Gebouwen mogen uitsluitend binnen het bouwvlak worden gebouwd. De maximale bouwhoogte staat op de verbeelding weergegeven en bedraagt 9 m. Voor erf- en terreinafscheidingen vóór de voorgevel van het hoofdgebouw geldt een bouwhoogte van maximaal 1 m en voor achter de voorgevel geldt een maximale bouwhoogte van 2 m. Daarnaast is een voorwaardelijke verplichting voor het plaatsen van een geluidscherm. Het geluidscherm heeft een maximale bouwhoogte van 2 m aan de zuidwestzijde en noordoostzijde en 3 m aan de zuidoostzijde.
7 Economische uitvoerbaarheid
Bij de voorbereiding van een ruimtelijk plan dient, op grond van artikel 3.1.6 lid 1, sub f van het Bro, onderzoek plaats te vinden naar de (economische) uitvoerbaarheid van het plan. In principe dient bij vaststelling van een ruimtelijk besluit tevens een exploitatieplan vastgesteld te worden om verhaal van plankosten zeker te stellen. Op basis van ‘afdeling 6.4 grondexploitatie', artikel 6.12, lid 2 van de Wro kan de gemeenteraad bij het besluit tot vaststelling van het bestemmingsplan echter besluiten geen exploitatieplan vast te stellen indien:
  • het verhaal van kosten van de grondexploitatie over de in het plan of besluit begrepen gronden anderszins verzekerd is;
  • het bepalen van een tijdvak of fasering als bedoeld in artikel 6.13, eerste lid, onder c, 4°, onderscheidenlijk 5°, niet noodzakelijk is;
  • het stellen van eisen, regels, of een uitwerking van regels als bedoeld in artikel 6.13, tweede lid, onderscheidenlijk b, c of d, niet noodzakelijk is.
Planspecifiek
Het plan wordt op particulier initiatief gerealiseerd. Het kostenverhaal is verzekerd via de opbrengsten uit de grondverkoop en de leges.
8 Maatschappelijke uitvoerbaarheid
8.1 Algemeen
Bij de voorbereiding van een (voor)ontwerpwijzigingsplan dient op grond van artikel 3.1.6 lid 1 Wro sub c overleg te worden gevoerd als bedoeld in artikel 3.1.1 Bro.
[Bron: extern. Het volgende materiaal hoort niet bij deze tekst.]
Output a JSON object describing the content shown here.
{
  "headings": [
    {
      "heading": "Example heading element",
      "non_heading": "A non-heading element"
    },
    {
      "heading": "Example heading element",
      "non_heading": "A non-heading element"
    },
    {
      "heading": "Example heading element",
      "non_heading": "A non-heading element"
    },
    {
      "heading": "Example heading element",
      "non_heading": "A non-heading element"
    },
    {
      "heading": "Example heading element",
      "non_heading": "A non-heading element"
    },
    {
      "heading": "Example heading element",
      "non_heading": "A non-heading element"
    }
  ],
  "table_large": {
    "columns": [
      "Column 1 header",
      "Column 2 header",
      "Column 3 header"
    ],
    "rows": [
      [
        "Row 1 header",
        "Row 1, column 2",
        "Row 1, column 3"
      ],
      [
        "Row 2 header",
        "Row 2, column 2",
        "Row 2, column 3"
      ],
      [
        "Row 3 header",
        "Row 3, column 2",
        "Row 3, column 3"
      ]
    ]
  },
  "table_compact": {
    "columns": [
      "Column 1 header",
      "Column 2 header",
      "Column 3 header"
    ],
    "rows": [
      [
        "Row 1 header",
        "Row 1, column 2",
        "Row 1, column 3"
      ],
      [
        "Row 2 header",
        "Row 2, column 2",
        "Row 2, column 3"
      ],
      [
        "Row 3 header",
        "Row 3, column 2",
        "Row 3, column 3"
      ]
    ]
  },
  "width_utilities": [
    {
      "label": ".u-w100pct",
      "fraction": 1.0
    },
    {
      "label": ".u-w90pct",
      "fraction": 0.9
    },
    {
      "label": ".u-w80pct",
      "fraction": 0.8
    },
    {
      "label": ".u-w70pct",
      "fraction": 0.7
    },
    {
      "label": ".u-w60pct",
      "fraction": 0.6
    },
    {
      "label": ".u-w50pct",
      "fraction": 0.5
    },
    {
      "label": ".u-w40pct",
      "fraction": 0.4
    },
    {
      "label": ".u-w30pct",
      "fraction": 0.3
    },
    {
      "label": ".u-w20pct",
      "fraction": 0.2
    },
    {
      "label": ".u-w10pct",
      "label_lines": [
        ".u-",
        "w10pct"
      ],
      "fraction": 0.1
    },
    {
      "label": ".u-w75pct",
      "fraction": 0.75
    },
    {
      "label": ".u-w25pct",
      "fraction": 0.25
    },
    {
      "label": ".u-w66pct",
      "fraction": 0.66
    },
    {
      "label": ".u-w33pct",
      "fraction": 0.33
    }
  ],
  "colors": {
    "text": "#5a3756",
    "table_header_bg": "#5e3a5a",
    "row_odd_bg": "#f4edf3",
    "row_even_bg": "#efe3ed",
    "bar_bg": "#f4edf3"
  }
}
Op basis van het eerste lid van dit artikel wordt overleg gevoerd met waterschappen en met die diensten van provincie en Rijk die betrokken zijn bij de zorg voor de ruimtelijke ordening of belast zijn met de behartiging van belangen welke in het plan in het geding zijn.
 
Het ontwerpwijzigingsplan zal conform afdeling 3.4 Awb gedurende 6 weken ter inzage gelegd worden. Hierbij is er de mogelijkheid van zienswijzen voor een ieder, ook voor overlegpartners. Na vaststelling door het college van burgemeester en wethouders zal het vaststellingsbesluit bekend gemaakt worden. Het wijzigingsplan ligt na bekendmaking dan 6 weken ter inzage. Gedurende deze termijn is er de mogelijkheid van beroep bij de Afdeling bestuursrechtspraak Raad van State.
 
8.2 Verslag artikel 3.1.1 Bro overleg
Bij de voorbereiding van een (voor)ontwerpwijzigingsplan dient op grond van artikel 3.1.6 lid 1 Wro sub c overleg te worden gevoerd als bedoeld in artikel 3.1.1 Bro. Op basis van het eerste lid van dit artikel is hieraan als volgt gevolg gegeven:
 
Provincie Zuid Holland
Aan de provincie is een e-formulier toegezonden, met daarin de nodige informatie over het plan. Op basis van deze verstrekte informatie is geconcludeerd dat uit de gegevens blijkt dat het plan niet strijdig is met provinciale belangen, het plan hoeft niet te worden opgestuurd naar de provincie Zuid Holland (25 mei 2021, Provincie Zuid-Holland, zie bijlagen bij toelichting bijlage 6).
 
Veiligheidsregio Hollands Midden (VRHM)
De veiligheidsregio heeft op 3 december 2020 advies uitgebracht. Daarin wordt gemeld dat “vooroverleg niet verder benodigd is en dat er direct een bestemmingsplanadvies gemaakt kon worden”.
 
Niet alle geadviseerde maatregelen kunnen worden geborgd via het bestemmingsplan (wijzigingsbevoegdheid), maar zullen via de nog benodigde omgevingsvergunning nader worden geborgd (3 december 2020, VRHM, zie bijlagen bij toelichting bijlage 7).
 
Hoogheemraadschap van Rijnland
Overleg met Hoogheemraadschap is niet nodig. Er vindt geen wijziging van de bouwmogelijkheden plaats. Binnen de maatschappelijke bestemming wordt alleen een geluidgevoelige bestemming mogelijk gemaakt.
  
8.3 Verslag zienswijzen
Het ontwerp wijzigingsplan heeft van donderdag 24 juni 2021 tot en met woensdag 4 augustus 2021 ter inzage gelegen. In deze periode zijn geen zienswijzen ingediend.